Transcript of “Prince and Dickens”
You’re listening to A Way with Words, the show about language and how we use it. I’m Grant Barrett.
And I’m Martha Barnette. The recording artist Prince was astonishingly prolific.
By the time he died in 2016, he’d already recorded enough songs to release a new album every six months for the next 40 years. And you know who else was astonishingly prolific? Charles Dickens. Amazingly, he was usually writing more than one novel at a time, and ultimately he wrote some four million words. The British novelist Nick Hornby has written a book that links those two. It’s called Dickens and Prince, A Particular Kind of Genius. And Grant, this book reads a little bit like those compare and contrast essays that you might have been assigned in college. And there are some intriguing parallels. Both men were born into poverty. Both of them died before the age of 59. And during their short lives, the creativity just poured out of them. It was unstoppable. So the book actually ends up being a meditation on creativity itself. Where does creativity come from? How do you nurture it? How do you care for it? And the other thing that this book has made me do is to re-examine my own relationship with perfectionism when it comes to writing. Because I’ve always valued polishing a piece of writing word by word, sentence by sentence, but this book really makes you think about how much polishing is actually worth it. When does a piece of writing get to the point where you should just stop and let it go? How much better does work end up if you spend another hour or another day or another week on it? And I have to admit, it’s made me question, when does polishing become procrastinating?

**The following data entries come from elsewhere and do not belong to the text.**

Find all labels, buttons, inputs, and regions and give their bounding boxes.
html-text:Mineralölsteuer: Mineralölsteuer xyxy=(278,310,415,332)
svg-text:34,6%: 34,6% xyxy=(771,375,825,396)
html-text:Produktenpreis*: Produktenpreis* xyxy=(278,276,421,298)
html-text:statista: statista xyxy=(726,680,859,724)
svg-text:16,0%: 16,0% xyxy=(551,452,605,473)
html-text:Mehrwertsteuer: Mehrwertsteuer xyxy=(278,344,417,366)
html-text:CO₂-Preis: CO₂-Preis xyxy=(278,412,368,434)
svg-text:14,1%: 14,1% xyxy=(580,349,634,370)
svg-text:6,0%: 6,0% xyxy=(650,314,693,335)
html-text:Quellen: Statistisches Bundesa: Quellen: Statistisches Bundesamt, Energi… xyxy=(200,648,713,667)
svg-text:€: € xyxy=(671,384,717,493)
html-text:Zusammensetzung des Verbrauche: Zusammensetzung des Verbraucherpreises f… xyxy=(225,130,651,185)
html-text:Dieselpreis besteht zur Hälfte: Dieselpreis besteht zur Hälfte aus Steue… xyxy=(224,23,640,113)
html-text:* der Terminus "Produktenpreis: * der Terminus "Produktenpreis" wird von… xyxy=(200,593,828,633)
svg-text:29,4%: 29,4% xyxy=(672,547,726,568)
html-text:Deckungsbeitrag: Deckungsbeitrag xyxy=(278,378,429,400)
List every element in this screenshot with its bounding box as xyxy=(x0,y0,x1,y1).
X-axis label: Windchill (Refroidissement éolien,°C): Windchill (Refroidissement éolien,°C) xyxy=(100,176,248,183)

Oh, yeah, absolutely. I love this. It reminds me of the talks that I would have with interns when I was a lexicographer. I would talk to them in the first week about the difference between perfection and good enough. Exactly what you were talking about. And how perfection was the enemy of a lexicographer because we did not have the time, did not have the resources. There was no perfect. You would never finish looking up the history of a word. You simply had to be satisfied that you had approached the ultimate answer. You had approached the perfect definition. You had approached the truth. You had approached enough. And then you had to leave it because there was so much, there was an infinite amount of work to do. Yes, and deadlines. Prince I know somewhat more about than Dickens, and I think what I’ve learned about Prince outside of reading the article in Esquire that was an interview with Nick Hornby about this book is that was Prince’s thing. He had to be satisfied with good enough because he had that infinite amount of creativity. He had to go on to the next thing because there was so much more he wanted to do. And perfectionism gets in the way of the next thing. If perfectionism is an excuse for you to allow your fear of failure to get in the way, then you’ve got a problem. So a lot of times perfection is an excuse not to put your work out there. And then when we look at Dickens, and Dickens, you know, he had his critics. Sure. But he knew what his audience wanted. And so when he would serialize his work and put it out there in the newspapers, people would poo-poo that. And that was why he worked on multiple books at a time is because he was trying to sell it. He was trying to get it out there in multiple markets in multiple ways. Right. I love the idea of this book, and I’m im encouraged that you immediately thought about this and the idea of writing and language and literature. And I’m looking forward to hearing other people’s thoughts on it.
What is it again?
It’s called Dickens and Prince, A Particular Kind of Genius, and it’s by Nick Hornby.